A maçã da Apple reluz, mas também tem os seus podres
Atrás dos iPhones e dos Macs, o logótipo da Apple brilha. Mas nem sempre a realidade é reluzente. O monopólio da App Store deve ser quebrado e a aposta na China está a gerar problemas no presente.
Elogiei a Apple na semana passada, por ter reforçado a privacidade nos iPhones. Mas também escrevi que a empresa “é criticável noutros assuntos”.
Chegou o momento de falar sobre eles.
Decorreu na segunda-feira o último dia de alegações no processo que envolve a marca e a produtora do videojogo Fortnite. Esta última, a Epic Games, cansou-se de pagar uma comissão à Apple por cada transação feita no iOS. Em 2020, seguiu a via judicial.
Após vários dias de trocas de argumentos, em que até Tim Cook foi chamado à barra do tribunal, a juíza responsável vai agora decidir se a App Store é ou não um monopólio.
A magistrada disparou nas duas direções e mostrou imparcialidade ao longo do processo, que é o que se exige a alguém que vai proferir uma das decisões mais consequentes de sempre para o setor da tecnologia. Por isso, é arriscado dar um palpite sobre qual vai ser a conclusão.
Segundo a imprensa internacional, o líder da Epic Games, Tim Sweeney, não foi particularmente eloquente a explicar porque é que defende que a loja de aplicações da Apple é um monopólio que tem de ser quebrado. Mas Cook, líder da Apple, também não foi brilhante, mostrando ignorância sobre aspetos centrais do negócio da App Store, como qual a receita gerada pelo serviço para a marca da maçã.

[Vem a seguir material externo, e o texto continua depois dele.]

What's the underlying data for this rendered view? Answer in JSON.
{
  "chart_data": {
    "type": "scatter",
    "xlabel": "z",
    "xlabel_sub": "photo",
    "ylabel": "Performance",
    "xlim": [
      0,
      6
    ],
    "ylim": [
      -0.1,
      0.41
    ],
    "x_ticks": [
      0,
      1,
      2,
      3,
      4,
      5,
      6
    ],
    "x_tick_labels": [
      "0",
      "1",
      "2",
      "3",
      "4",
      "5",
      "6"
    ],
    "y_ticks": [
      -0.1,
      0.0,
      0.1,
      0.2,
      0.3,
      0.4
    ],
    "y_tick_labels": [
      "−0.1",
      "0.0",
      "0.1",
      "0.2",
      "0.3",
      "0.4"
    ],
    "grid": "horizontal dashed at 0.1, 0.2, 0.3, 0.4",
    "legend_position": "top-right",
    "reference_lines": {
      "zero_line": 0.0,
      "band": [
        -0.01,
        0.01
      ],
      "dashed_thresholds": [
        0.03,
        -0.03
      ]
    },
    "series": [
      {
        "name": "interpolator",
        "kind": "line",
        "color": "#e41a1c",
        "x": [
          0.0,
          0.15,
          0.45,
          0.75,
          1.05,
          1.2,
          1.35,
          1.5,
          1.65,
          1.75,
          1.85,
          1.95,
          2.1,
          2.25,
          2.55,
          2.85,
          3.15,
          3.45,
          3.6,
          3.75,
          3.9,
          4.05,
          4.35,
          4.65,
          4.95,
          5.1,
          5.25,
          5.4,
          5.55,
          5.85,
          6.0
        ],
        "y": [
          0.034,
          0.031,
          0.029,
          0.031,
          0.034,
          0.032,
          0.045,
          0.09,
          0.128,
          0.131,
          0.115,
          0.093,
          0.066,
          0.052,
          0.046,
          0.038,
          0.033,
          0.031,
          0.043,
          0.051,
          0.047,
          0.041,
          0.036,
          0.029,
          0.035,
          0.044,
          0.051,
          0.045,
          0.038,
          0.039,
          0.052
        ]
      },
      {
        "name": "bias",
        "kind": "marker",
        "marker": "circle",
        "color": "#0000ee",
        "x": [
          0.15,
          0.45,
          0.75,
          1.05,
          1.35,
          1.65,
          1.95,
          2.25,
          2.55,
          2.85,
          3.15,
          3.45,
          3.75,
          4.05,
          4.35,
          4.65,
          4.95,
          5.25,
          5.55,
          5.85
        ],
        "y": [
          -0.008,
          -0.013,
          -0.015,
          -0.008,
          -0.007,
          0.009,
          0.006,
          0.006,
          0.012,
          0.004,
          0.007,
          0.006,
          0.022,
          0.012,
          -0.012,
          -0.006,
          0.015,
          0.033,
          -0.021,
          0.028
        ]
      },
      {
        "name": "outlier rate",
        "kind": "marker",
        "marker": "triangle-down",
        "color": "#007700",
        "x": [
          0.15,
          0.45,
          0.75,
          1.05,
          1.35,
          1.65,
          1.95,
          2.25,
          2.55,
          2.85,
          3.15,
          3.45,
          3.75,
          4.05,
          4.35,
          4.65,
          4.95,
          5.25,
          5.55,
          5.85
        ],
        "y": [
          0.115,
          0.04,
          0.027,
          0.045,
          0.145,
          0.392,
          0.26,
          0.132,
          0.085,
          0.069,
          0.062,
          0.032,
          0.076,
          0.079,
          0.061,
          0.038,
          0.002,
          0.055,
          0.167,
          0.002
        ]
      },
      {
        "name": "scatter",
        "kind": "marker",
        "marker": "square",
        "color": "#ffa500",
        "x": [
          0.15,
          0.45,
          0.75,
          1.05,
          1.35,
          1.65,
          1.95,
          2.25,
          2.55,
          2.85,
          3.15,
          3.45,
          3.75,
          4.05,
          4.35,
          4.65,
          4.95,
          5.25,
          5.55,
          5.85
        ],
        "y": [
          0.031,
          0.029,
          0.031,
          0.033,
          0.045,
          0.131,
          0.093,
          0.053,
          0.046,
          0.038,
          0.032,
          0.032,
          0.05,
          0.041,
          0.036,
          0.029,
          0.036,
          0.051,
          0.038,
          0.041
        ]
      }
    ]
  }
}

A App Store é uma peça central do iPhone, assim como a Play Store o é para o Android. O apertado sistema de verificação prévia das aplicações implementado pela empresa previne que os utilizadores instalem malware ou outro software nocivo. Mas os 30% que a empresa cobra aos programadores são difíceis de justificar.

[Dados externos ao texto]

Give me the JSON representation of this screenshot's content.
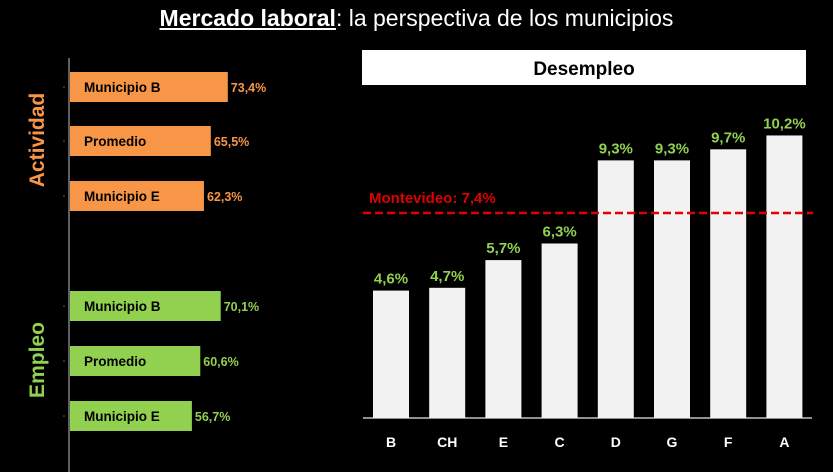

Ao contrário do sistema da Google, a Apple não permite que programadores forneçam lojas de aplicações alternativas (é por isso que a loja da startup portuguesa Aptoide não está disponível no iOS). E exige que todas as transações feitas em aplicações no iPhone sejam processadas através do seu sistema de pagamentos.

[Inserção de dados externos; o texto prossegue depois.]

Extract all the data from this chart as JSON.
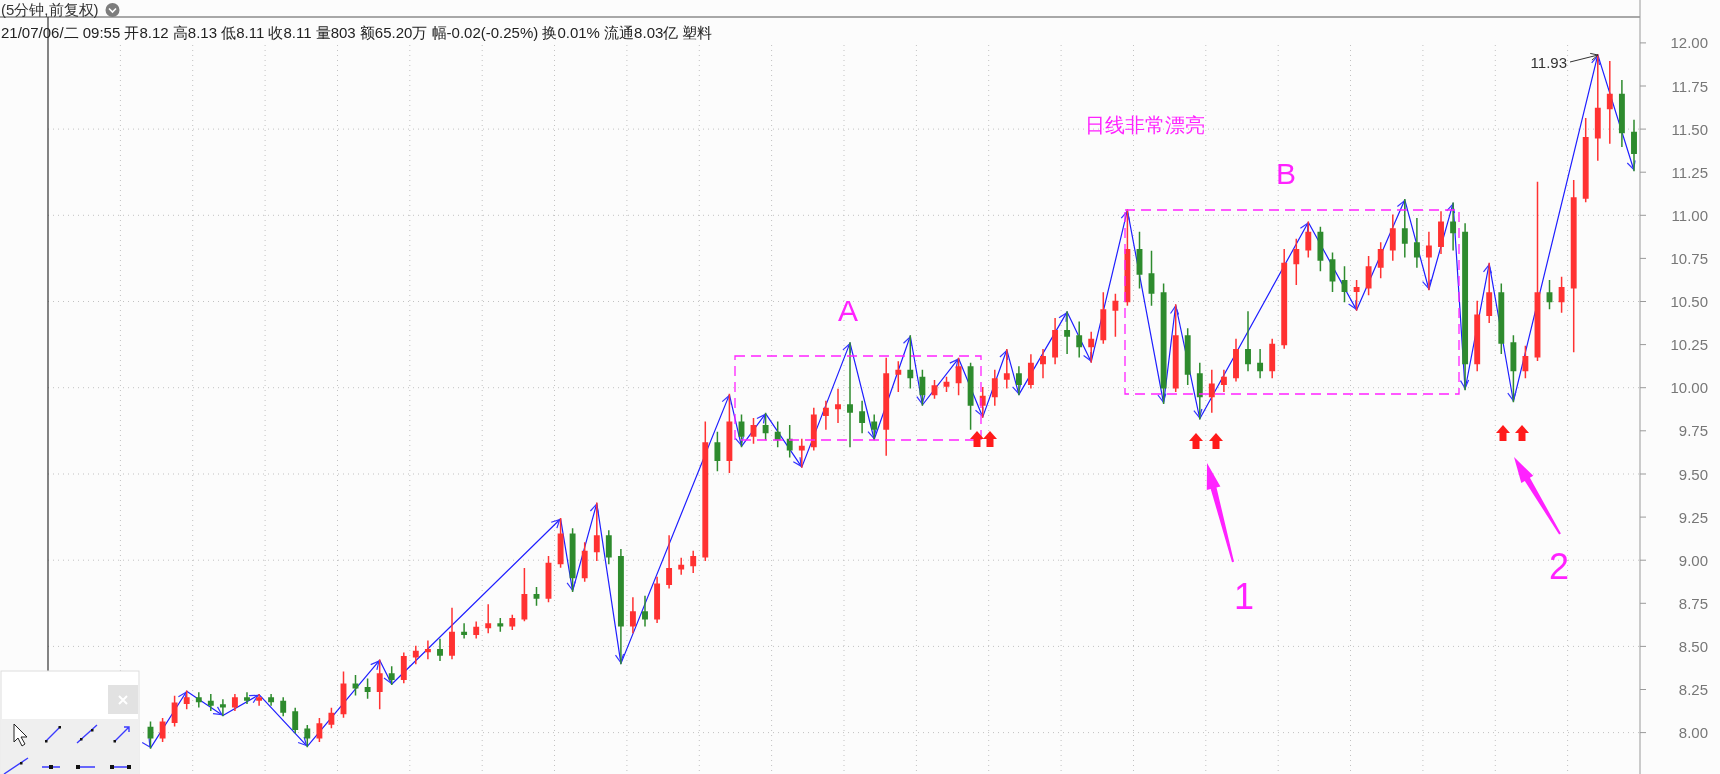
{
  "chart_data": {
    "type": "candlestick",
    "title": "(5分钟,前复权)",
    "subtitle": "21/07/06/二 09:55 开8.12 高8.13 低8.11 收8.11 量803 额65.20万 幅-0.02(-0.25%) 换0.01% 流通8.03亿 塑料",
    "categories": [
      null,
      null,
      null,
      null,
      null,
      null,
      null,
      null,
      null,
      null,
      null,
      null,
      null,
      null,
      null,
      null,
      null,
      null,
      null,
      null,
      null,
      null,
      null,
      null,
      null,
      null,
      null,
      null,
      null,
      null,
      null,
      null,
      null,
      null,
      null,
      null,
      null,
      null,
      null,
      null,
      null,
      null,
      null,
      null,
      null,
      null,
      null,
      null,
      null,
      null,
      null,
      null,
      null,
      null,
      null,
      null,
      null,
      null,
      null,
      null,
      null,
      null,
      null,
      null,
      null,
      null,
      null,
      null,
      null,
      null,
      null,
      null,
      null,
      null,
      null,
      null,
      null,
      null,
      null,
      null,
      null,
      null,
      null,
      null,
      null,
      null,
      null,
      null,
      null,
      null,
      null,
      null,
      null,
      null,
      null,
      null,
      null,
      null,
      null,
      null,
      null,
      null,
      null,
      null,
      null,
      null,
      null,
      null,
      null,
      null,
      null,
      null,
      null,
      null,
      null,
      null,
      null,
      null,
      null,
      null,
      null,
      null,
      null,
      null,
      null,
      null,
      null,
      null,
      null,
      null,
      null,
      null
    ],
    "series": [
      {
        "type": "line",
        "color": "#1e1eff",
        "values": [
          null,
          null,
          null,
          null,
          null,
          null,
          null,
          null,
          7.91,
          null,
          null,
          8.24,
          null,
          null,
          8.1,
          null,
          null,
          8.22,
          null,
          null,
          null,
          7.92,
          null,
          null,
          null,
          null,
          null,
          8.42,
          8.28,
          null,
          null,
          null,
          null,
          null,
          null,
          null,
          null,
          null,
          null,
          null,
          null,
          null,
          9.24,
          8.82,
          null,
          9.33,
          null,
          8.4,
          null,
          null,
          null,
          null,
          null,
          null,
          null,
          null,
          9.96,
          9.66,
          null,
          9.85,
          null,
          null,
          9.54,
          null,
          null,
          null,
          10.26,
          null,
          9.7,
          null,
          null,
          10.3,
          9.9,
          null,
          null,
          10.17,
          null,
          9.83,
          null,
          10.22,
          9.96,
          null,
          null,
          null,
          10.44,
          null,
          10.15,
          null,
          null,
          11.03,
          null,
          null,
          9.91,
          10.48,
          null,
          9.82,
          null,
          null,
          null,
          null,
          null,
          null,
          null,
          null,
          10.96,
          null,
          null,
          null,
          10.45,
          null,
          null,
          null,
          11.09,
          null,
          10.57,
          null,
          11.07,
          9.99,
          null,
          10.72,
          null,
          9.92,
          null,
          null,
          null,
          null,
          null,
          null,
          11.93,
          null,
          null,
          11.26
        ]
      },
      {
        "ohlc": [
          null,
          null,
          null,
          null,
          null,
          null,
          null,
          null,
          [
            8.03,
            8.06,
            7.91,
            7.97
          ],
          [
            7.97,
            8.08,
            7.95,
            8.06
          ],
          [
            8.06,
            8.21,
            8.04,
            8.17
          ],
          [
            8.17,
            8.24,
            8.14,
            8.2
          ],
          [
            8.2,
            8.23,
            8.15,
            8.18
          ],
          [
            8.18,
            8.22,
            8.13,
            8.16
          ],
          [
            8.16,
            8.19,
            8.1,
            8.15
          ],
          [
            8.15,
            8.22,
            8.13,
            8.2
          ],
          [
            8.2,
            8.23,
            8.17,
            8.19
          ],
          [
            8.19,
            8.22,
            8.16,
            8.2
          ],
          [
            8.2,
            8.22,
            8.16,
            8.18
          ],
          [
            8.18,
            8.2,
            8.1,
            8.12
          ],
          [
            8.12,
            8.14,
            8.0,
            8.02
          ],
          [
            8.02,
            8.04,
            7.92,
            7.97
          ],
          [
            7.97,
            8.08,
            7.95,
            8.05
          ],
          [
            8.05,
            8.14,
            8.03,
            8.11
          ],
          [
            8.11,
            8.35,
            8.09,
            8.28
          ],
          [
            8.28,
            8.33,
            8.22,
            8.26
          ],
          [
            8.26,
            8.31,
            8.2,
            8.24
          ],
          [
            8.24,
            8.42,
            8.14,
            8.34
          ],
          [
            8.34,
            8.38,
            8.28,
            8.31
          ],
          [
            8.31,
            8.46,
            8.29,
            8.44
          ],
          [
            8.44,
            8.5,
            8.4,
            8.47
          ],
          [
            8.47,
            8.53,
            8.43,
            8.48
          ],
          [
            8.48,
            8.54,
            8.42,
            8.45
          ],
          [
            8.45,
            8.72,
            8.43,
            8.58
          ],
          [
            8.58,
            8.63,
            8.55,
            8.57
          ],
          [
            8.57,
            8.64,
            8.55,
            8.61
          ],
          [
            8.61,
            8.74,
            8.58,
            8.63
          ],
          [
            8.63,
            8.66,
            8.59,
            8.62
          ],
          [
            8.62,
            8.68,
            8.6,
            8.66
          ],
          [
            8.66,
            8.95,
            8.65,
            8.8
          ],
          [
            8.8,
            8.84,
            8.74,
            8.78
          ],
          [
            8.78,
            9.02,
            8.76,
            8.98
          ],
          [
            8.98,
            9.24,
            8.96,
            9.15
          ],
          [
            9.15,
            9.18,
            8.82,
            8.9
          ],
          [
            8.9,
            9.1,
            8.88,
            9.05
          ],
          [
            9.05,
            9.33,
            9.0,
            9.14
          ],
          [
            9.14,
            9.17,
            8.98,
            9.02
          ],
          [
            9.02,
            9.06,
            8.4,
            8.62
          ],
          [
            8.62,
            8.78,
            8.58,
            8.7
          ],
          [
            8.7,
            8.79,
            8.62,
            8.66
          ],
          [
            8.66,
            8.9,
            8.64,
            8.86
          ],
          [
            8.86,
            9.14,
            8.84,
            8.95
          ],
          [
            8.95,
            9.01,
            8.92,
            8.97
          ],
          [
            8.97,
            9.05,
            8.93,
            9.02
          ],
          [
            9.02,
            9.8,
            9.0,
            9.68
          ],
          [
            9.68,
            9.74,
            9.52,
            9.58
          ],
          [
            9.58,
            9.96,
            9.51,
            9.8
          ],
          [
            9.8,
            9.84,
            9.66,
            9.72
          ],
          [
            9.72,
            9.82,
            9.68,
            9.78
          ],
          [
            9.78,
            9.85,
            9.7,
            9.74
          ],
          [
            9.74,
            9.8,
            9.66,
            9.7
          ],
          [
            9.7,
            9.78,
            9.6,
            9.64
          ],
          [
            9.64,
            9.7,
            9.54,
            9.66
          ],
          [
            9.66,
            9.88,
            9.64,
            9.84
          ],
          [
            9.84,
            9.92,
            9.76,
            9.88
          ],
          [
            9.88,
            9.99,
            9.8,
            9.9
          ],
          [
            9.9,
            10.26,
            9.66,
            9.86
          ],
          [
            9.86,
            9.92,
            9.74,
            9.8
          ],
          [
            9.8,
            9.84,
            9.7,
            9.76
          ],
          [
            9.76,
            10.17,
            9.61,
            10.08
          ],
          [
            10.08,
            10.15,
            9.98,
            10.1
          ],
          [
            10.1,
            10.3,
            10.0,
            10.06
          ],
          [
            10.06,
            10.1,
            9.9,
            9.96
          ],
          [
            9.96,
            10.04,
            9.94,
            10.01
          ],
          [
            10.01,
            10.06,
            9.98,
            10.03
          ],
          [
            10.03,
            10.17,
            9.96,
            10.12
          ],
          [
            10.12,
            10.14,
            9.76,
            9.9
          ],
          [
            9.9,
            10.0,
            9.83,
            9.95
          ],
          [
            9.95,
            10.1,
            9.9,
            10.05
          ],
          [
            10.05,
            10.22,
            10.0,
            10.08
          ],
          [
            10.08,
            10.12,
            9.96,
            10.02
          ],
          [
            10.02,
            10.19,
            10.0,
            10.14
          ],
          [
            10.14,
            10.22,
            10.06,
            10.18
          ],
          [
            10.18,
            10.4,
            10.14,
            10.33
          ],
          [
            10.33,
            10.44,
            10.2,
            10.3
          ],
          [
            10.3,
            10.38,
            10.18,
            10.24
          ],
          [
            10.24,
            10.32,
            10.15,
            10.28
          ],
          [
            10.28,
            10.55,
            10.26,
            10.45
          ],
          [
            10.45,
            10.54,
            10.3,
            10.5
          ],
          [
            10.5,
            11.03,
            10.48,
            10.8
          ],
          [
            10.8,
            10.9,
            10.58,
            10.66
          ],
          [
            10.66,
            10.79,
            10.48,
            10.55
          ],
          [
            10.55,
            10.6,
            9.91,
            10.0
          ],
          [
            10.0,
            10.48,
            9.98,
            10.3
          ],
          [
            10.3,
            10.34,
            10.02,
            10.08
          ],
          [
            10.08,
            10.14,
            9.82,
            9.95
          ],
          [
            9.95,
            10.1,
            9.86,
            10.02
          ],
          [
            10.02,
            10.1,
            9.98,
            10.06
          ],
          [
            10.06,
            10.28,
            10.04,
            10.22
          ],
          [
            10.22,
            10.44,
            10.1,
            10.14
          ],
          [
            10.14,
            10.22,
            10.06,
            10.1
          ],
          [
            10.1,
            10.28,
            10.06,
            10.25
          ],
          [
            10.25,
            10.8,
            10.23,
            10.72
          ],
          [
            10.72,
            10.86,
            10.6,
            10.8
          ],
          [
            10.8,
            10.96,
            10.76,
            10.9
          ],
          [
            10.9,
            10.93,
            10.68,
            10.74
          ],
          [
            10.74,
            10.78,
            10.56,
            10.62
          ],
          [
            10.62,
            10.7,
            10.5,
            10.56
          ],
          [
            10.56,
            10.62,
            10.45,
            10.58
          ],
          [
            10.58,
            10.76,
            10.54,
            10.7
          ],
          [
            10.7,
            10.84,
            10.64,
            10.8
          ],
          [
            10.8,
            11.0,
            10.74,
            10.92
          ],
          [
            10.92,
            11.09,
            10.76,
            10.84
          ],
          [
            10.84,
            10.98,
            10.7,
            10.76
          ],
          [
            10.76,
            10.9,
            10.57,
            10.82
          ],
          [
            10.82,
            11.02,
            10.78,
            10.96
          ],
          [
            10.96,
            11.07,
            10.8,
            10.9
          ],
          [
            10.9,
            10.95,
            9.99,
            10.14
          ],
          [
            10.14,
            10.5,
            10.1,
            10.42
          ],
          [
            10.42,
            10.72,
            10.38,
            10.55
          ],
          [
            10.55,
            10.6,
            10.2,
            10.26
          ],
          [
            10.26,
            10.3,
            9.92,
            10.1
          ],
          [
            10.1,
            10.24,
            10.06,
            10.18
          ],
          [
            10.18,
            11.19,
            10.16,
            10.55
          ],
          [
            10.55,
            10.62,
            10.46,
            10.5
          ],
          [
            10.5,
            10.64,
            10.44,
            10.58
          ],
          [
            10.58,
            11.2,
            10.21,
            11.1
          ],
          [
            11.1,
            11.56,
            11.08,
            11.45
          ],
          [
            11.45,
            11.93,
            11.32,
            11.62
          ],
          [
            11.62,
            11.89,
            11.42,
            11.7
          ],
          [
            11.7,
            11.78,
            11.4,
            11.48
          ],
          [
            11.48,
            11.55,
            11.26,
            11.36
          ]
        ],
        "colors": [
          null,
          null,
          null,
          null,
          null,
          null,
          null,
          null,
          "#2e8b2e",
          "#ff3232",
          "#ff3232",
          "#ff3232",
          "#2e8b2e",
          "#2e8b2e",
          "#2e8b2e",
          "#ff3232",
          "#2e8b2e",
          "#ff3232",
          "#2e8b2e",
          "#2e8b2e",
          "#2e8b2e",
          "#2e8b2e",
          "#ff3232",
          "#ff3232",
          "#ff3232",
          "#2e8b2e",
          "#2e8b2e",
          "#ff3232",
          "#2e8b2e",
          "#ff3232",
          "#ff3232",
          "#ff3232",
          "#2e8b2e",
          "#ff3232",
          "#2e8b2e",
          "#ff3232",
          "#ff3232",
          "#2e8b2e",
          "#ff3232",
          "#ff3232",
          "#2e8b2e",
          "#ff3232",
          "#ff3232",
          "#2e8b2e",
          "#ff3232",
          "#ff3232",
          "#2e8b2e",
          "#2e8b2e",
          "#ff3232",
          "#2e8b2e",
          "#ff3232",
          "#ff3232",
          "#ff3232",
          "#ff3232",
          "#ff3232",
          "#2e8b2e",
          "#ff3232",
          "#2e8b2e",
          "#ff3232",
          "#2e8b2e",
          "#2e8b2e",
          "#2e8b2e",
          "#ff3232",
          "#ff3232",
          "#ff3232",
          "#ff3232",
          "#2e8b2e",
          "#2e8b2e",
          "#2e8b2e",
          "#ff3232",
          "#ff3232",
          "#2e8b2e",
          "#2e8b2e",
          "#ff3232",
          "#ff3232",
          "#ff3232",
          "#2e8b2e",
          "#ff3232",
          "#ff3232",
          "#ff3232",
          "#2e8b2e",
          "#ff3232",
          "#ff3232",
          "#ff3232",
          "#2e8b2e",
          "#2e8b2e",
          "#ff3232",
          "#ff3232",
          "#ff3232",
          "#ff3232",
          "#2e8b2e",
          "#2e8b2e",
          "#2e8b2e",
          "#ff3232",
          "#2e8b2e",
          "#2e8b2e",
          "#ff3232",
          "#ff3232",
          "#ff3232",
          "#2e8b2e",
          "#2e8b2e",
          "#ff3232",
          "#ff3232",
          "#ff3232",
          "#ff3232",
          "#2e8b2e",
          "#2e8b2e",
          "#2e8b2e",
          "#ff3232",
          "#ff3232",
          "#ff3232",
          "#ff3232",
          "#2e8b2e",
          "#2e8b2e",
          "#ff3232",
          "#ff3232",
          "#2e8b2e",
          "#2e8b2e",
          "#ff3232",
          "#ff3232",
          "#2e8b2e",
          "#2e8b2e",
          "#ff3232",
          "#ff3232",
          "#2e8b2e",
          "#ff3232",
          "#ff3232",
          "#ff3232",
          "#ff3232",
          "#ff3232",
          "#2e8b2e",
          "#2e8b2e"
        ]
      }
    ],
    "ylim": [
      7.76,
      12.15
    ],
    "yticks": [
      {
        "value": 8,
        "label": "8.00"
      },
      8.25,
      {
        "value": 8.5,
        "label": "8.50"
      },
      8.75,
      {
        "value": 9,
        "label": "9.00"
      },
      9.25,
      {
        "value": 9.5,
        "label": "9.50"
      },
      9.75,
      {
        "value": 10,
        "label": "10.00"
      },
      10.25,
      {
        "value": 10.5,
        "label": "10.50"
      },
      10.75,
      {
        "value": 11,
        "label": "11.00"
      },
      11.25,
      {
        "value": 11.5,
        "label": "11.50"
      },
      11.75,
      {
        "value": 12,
        "label": "12.00"
      }
    ],
    "grid": true,
    "tick_labels": "y",
    "annotations": [
      "日线非常漂亮",
      "A",
      "B",
      "1",
      "2",
      "11.93"
    ]
  }
}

Por exemplo, um leitor que assine o ECO no iPhone paga cinco euros por mês e a Apple retém 30% deste valor (1,5 euros). O mesmo leitor pode comprar a assinatura no site por um preço equivalente, mas a “fatia” que o jornal recebe, no fim, é bastante superior.
O problema é que a Apple não permite que o ECO informe os leitores disso mesmo na aplicação. Isto é assim para todos os developers com aplicações na App Store. Quem o faz é punido com expulsão, como aconteceu com o Fortnite quando a Epic Games tentou contornar o sistema no ano passado.
(Disclaimer: Enquanto jornalista do ECO, sou indiretamente interessado no assunto, mas não tenho poder de decisão nem qualquer envolvimento nesta matéria.)
O processo da Epic Games contra a Apple decorre nos EUA. Mas é provável que seja cá, na Europa, que o futuro deste mercado fique definido. O assunto está a ser investigado pela Comissão Europeia, na sequência de uma queixa da empresa sueca Spotify.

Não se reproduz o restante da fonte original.